Wen Jien He v. Ashcroft

MEMORANDUM **

In this appeal, we are called upon to determine whether the Board of Immigration Appeals (Board) erred in determining that Petitioner Wen Jien He failed to establish eligibility for asylum. The Board had jurisdiction under 8 C.F.R. §§ 3.1(b)(3) and 240.53(a), and we have jurisdiction over this timely-filed petition pursuant to 8 U.S.C. § 1252(b)(1999). We grant the petition.

Petitioner asserts that his testimony, properly credited, established that his wife was forced to be sterilized; that an alien whose spouse was forced to undergo a sterilization procedure can establish eligibility for asylum based on past persecution on account of political opinion; and that he has therefore established his eligibility for asylum. When “an alien’s testimony [is] unrefuted and credible, direct and specific, [it] is sufficient to establish the facts testified [to] without the need for any corroboration.” Ladha v. INS, 215 F.3d 889, 901 (9th Cir.2000) (as amended).

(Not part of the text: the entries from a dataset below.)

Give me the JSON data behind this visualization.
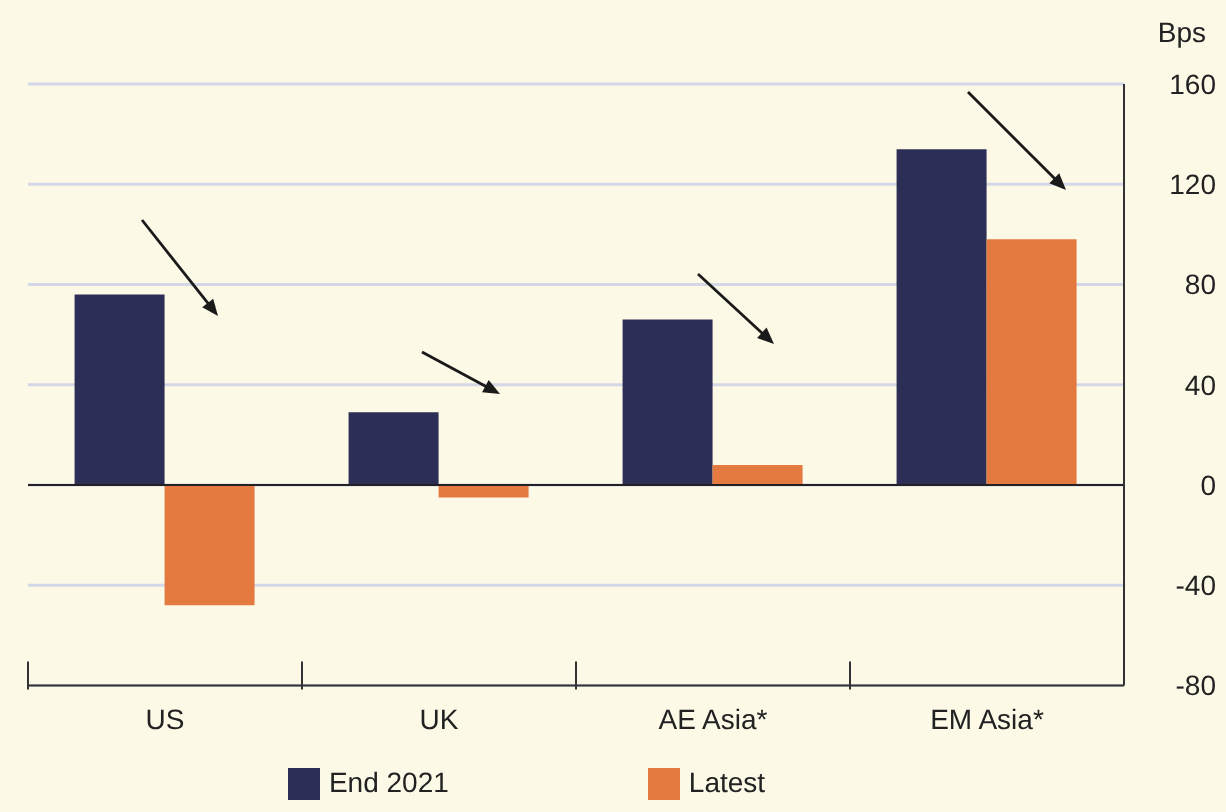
{
  "chart_data": {
    "type": "bar",
    "categories": [
      "US",
      "UK",
      "AE Asia*",
      "EM Asia*"
    ],
    "series": [
      {
        "name": "End 2021",
        "color": "#2d2e55",
        "values": [
          76,
          29,
          66,
          134
        ]
      },
      {
        "name": "Latest",
        "color": "#e47a40",
        "values": [
          -48,
          -5,
          8,
          98
        ]
      }
    ],
    "ylabel": "Bps",
    "ylim": [
      -80,
      160
    ],
    "yticks": [
      -80,
      -40,
      0,
      40,
      80,
      120,
      160
    ],
    "grid": "y",
    "legend": "bottom",
    "ref_lines": [
      {
        "axis": "y",
        "value": 0,
        "color": "#222222"
      }
    ]
  }
}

In this case, the Board rejected the rationale supporting the Immigration Judge’s (IJ) adverse credibility determination, but the Board then found that petitioner’s claim “is not so specific, detailed or even plausible as to obviate the need for documentary evidence to buttress his application for relief.” This is essentially the same language used by the Board in Salaam v. INS, 229 F.3d 1234, 1237 (9th Cir.2000), in which we held the Board had made an adverse credibility finding. Clearly, we can sustain the Board on its credibility finding and deny the petition. However, a subsequent event causes us not to do so. The Immigration and Naturalization Service (INS), in its brief on appeal, conceded that “the [Board] disagreed with the [IJ]’s adverse credibility determination, thus implicitly finding him credible.” This concession eliminates the Board’s adverse credibility finding, and thus we must assume the Board found the Petitioner’s testimony credible.

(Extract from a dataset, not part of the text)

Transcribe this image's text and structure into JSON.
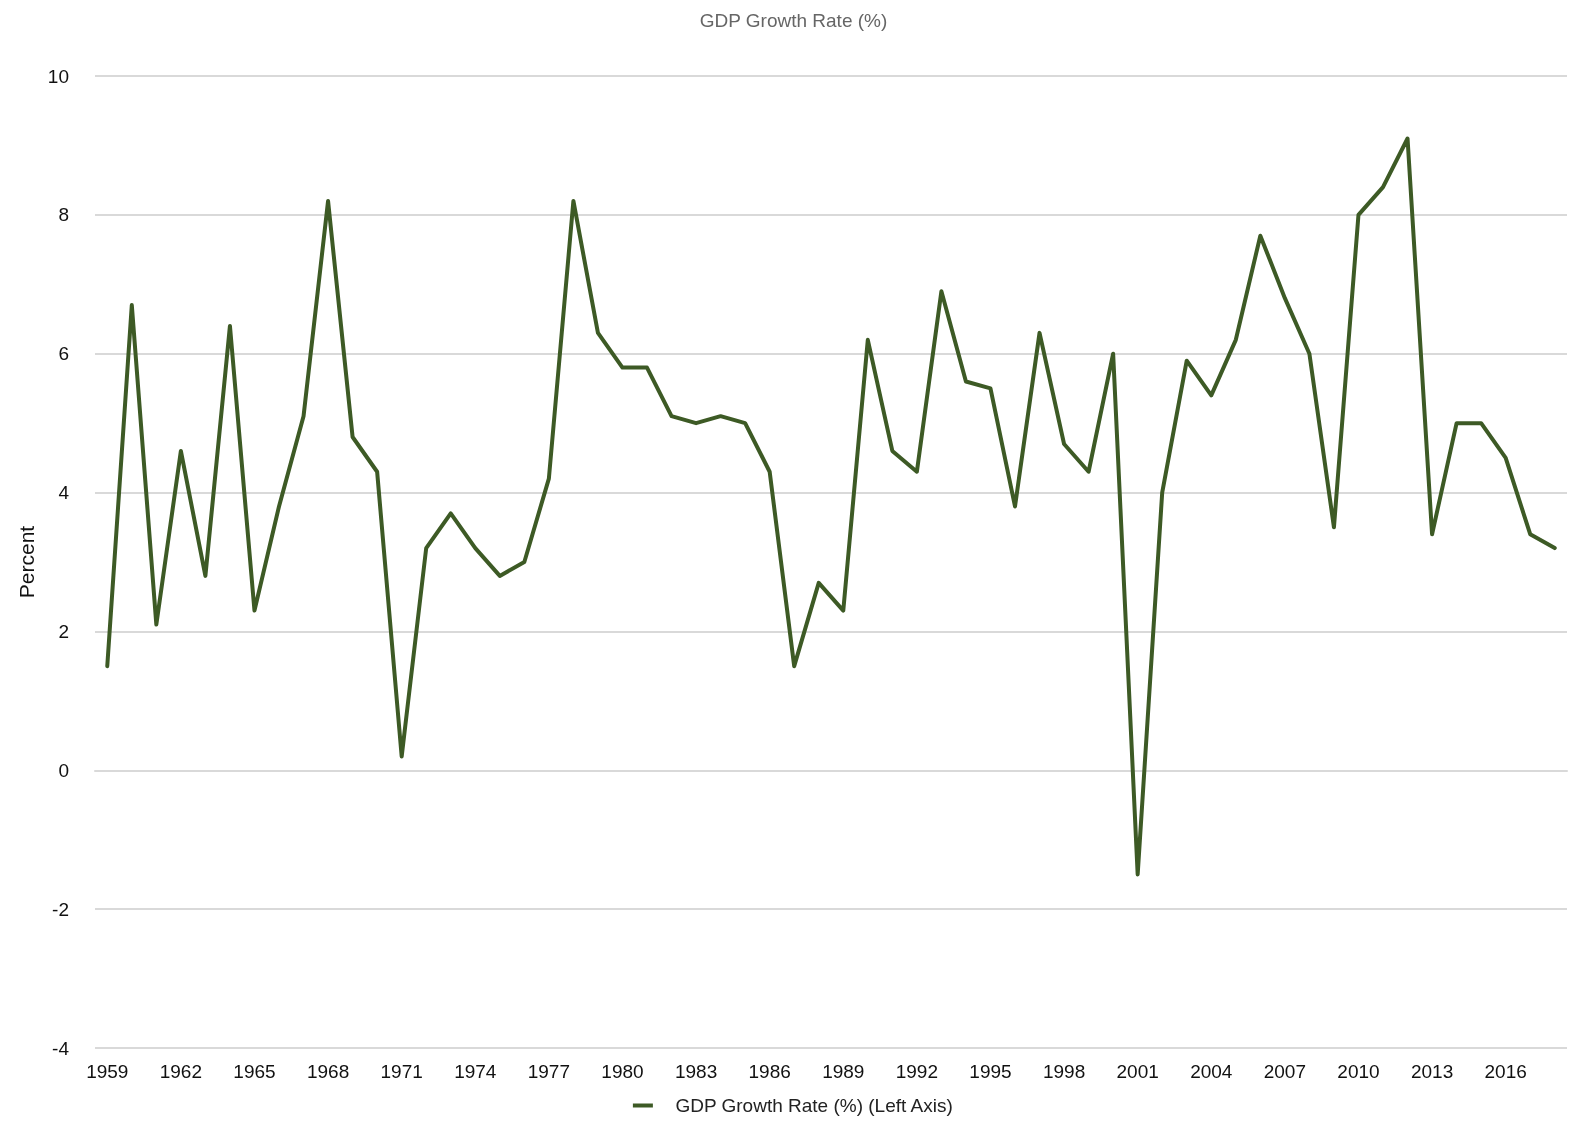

Petitioner’s testimony that his wife was involuntarily sterilized established past persecution on account of political opinion. See In Re C-Y-Z-, 21 I. & N. Dec. 915, 917-18 (BIA 1997); 8 U.S.C. § 1101(a)(42)(a)(1999). Once past persecution has been established, a presumption of a well-founded fear of future persecution arises. 8 C.F.R. § 208.13(b)(1). The burden then shifts to the INS to show that country conditions have changed to such an extent that “the applicant no longer has a well-founded fear of persecution,” or that “[t]he applicant could avoid future persecu*805tion by relocating to another part of the applicant’s country of nationality.” Id., §§ 208.13(b)(l)(i)(A) & (B). The INS has neither alleged nor presented evidence of either changed country conditions or Petitioner’s ability to avoid future persecution by relocating within China. Therefore, Petitioner has established eligibility for asylum. See C-Y-Z-, 21 I. & N. Dec. at 918-19.

We therefore remand the case for the exercise of the Attorney General’s discretion. See Salaam, 229 F.3d at 1240. Further, “[t]he finding of past persecution ... triggers a presumption that [Petitioner] has shown a clear probability of future persecution and is therefore entitled to withholding of removal.” Id. Nothing in the record rebuts the presumption.

Petition for review GRANTED. REMANDED for the exercise of the Attorney General’s discretion with respect to the asylum claim and for entry of an order withholding removal.

This disposition is not appropriate for publication and may not be cited to or by the courts of this circuit except as may be provided by Ninth Circuit Rule 36-3.